The last time I went into a bathroom stall without looking up was almost 20 years ago, before my friends subjected me to a late-night cable screening of the momentous ’90s crime thriller, Copycat. I don’t remember what happens exactly, but the gist is there’s a copycat killer recreating famous murders, at least one of which involves a noose lowering around someone’s neck while they’re on the toilet. Naturally I started checking to make sure there were no pesky murder implements waiting for me whenever I’d use the bathroom—my version of not showering for a week after Psycho—and soon it became a reflex. I’ve never found a noose, but I have found a black widow, so take it from me. When you use a public restroom, look up.
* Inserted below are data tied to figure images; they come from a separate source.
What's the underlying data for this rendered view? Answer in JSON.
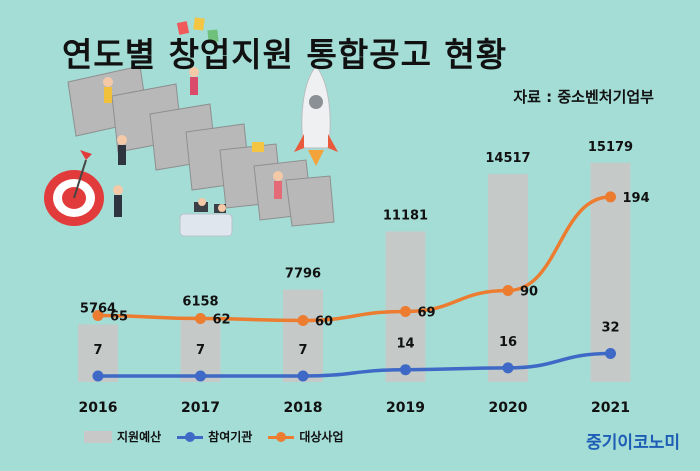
{
  "title": "연도별 창업지원 통합공고 현황",
  "source": "자료 : 중소벤처기업부",
  "brand": "중기이코노미",
  "colors": {
    "background": "#a3ddd6",
    "bar": "#c8c8c8",
    "line_orgs": "#3e69c6",
    "line_projects": "#ec7c30"
  },
  "legend": {
    "budget": "지원예산",
    "orgs": "참여기관",
    "projects": "대상사업"
  },
  "chart_data": {
    "type": "bar",
    "categories": [
      "2016",
      "2017",
      "2018",
      "2019",
      "2020",
      "2021"
    ],
    "series": [
      {
        "name": "지원예산",
        "type": "bar",
        "values": [
          5764,
          6158,
          7796,
          11181,
          14517,
          15179
        ]
      },
      {
        "name": "참여기관",
        "type": "line",
        "values": [
          7,
          7,
          7,
          14,
          16,
          32
        ]
      },
      {
        "name": "대상사업",
        "type": "line",
        "values": [
          65,
          62,
          60,
          69,
          90,
          194
        ]
      }
    ]
  }
}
My fear is so banal that I can’t even explain exactly what fills me with unease when I stand at the foot of my bed for too long in the middle of the night. I can trace my anxiety directly back to the maniacal clown in Poltergeist and the resurrected and pissed Gage Creed from Pet Sematary slicing neighbor Jud’s achilles tendon. Granted, I certainly don’t expect a possessed toy to drag me under the bed or little Miko Hughes to be sprawled on his belly under my Sealy, but I have to admit, I still feel a bit of creeping dread.
Mine is short and sweet: I’m still scared of manhole covers because of C.H.U.D. I know in my heart of hearts that there’s a very slim likelihood that my taking a stroll over and directly next to a manhole cover is going to coincide with the first documented attack of cannibalistic humanoid underground dwellers, but that doesn’t mean I need to tempt fate. As such, I generally make a point to be several feet away from any such spots in the street. Because, really, you just never know when the C.H.U.D. might decide to rise.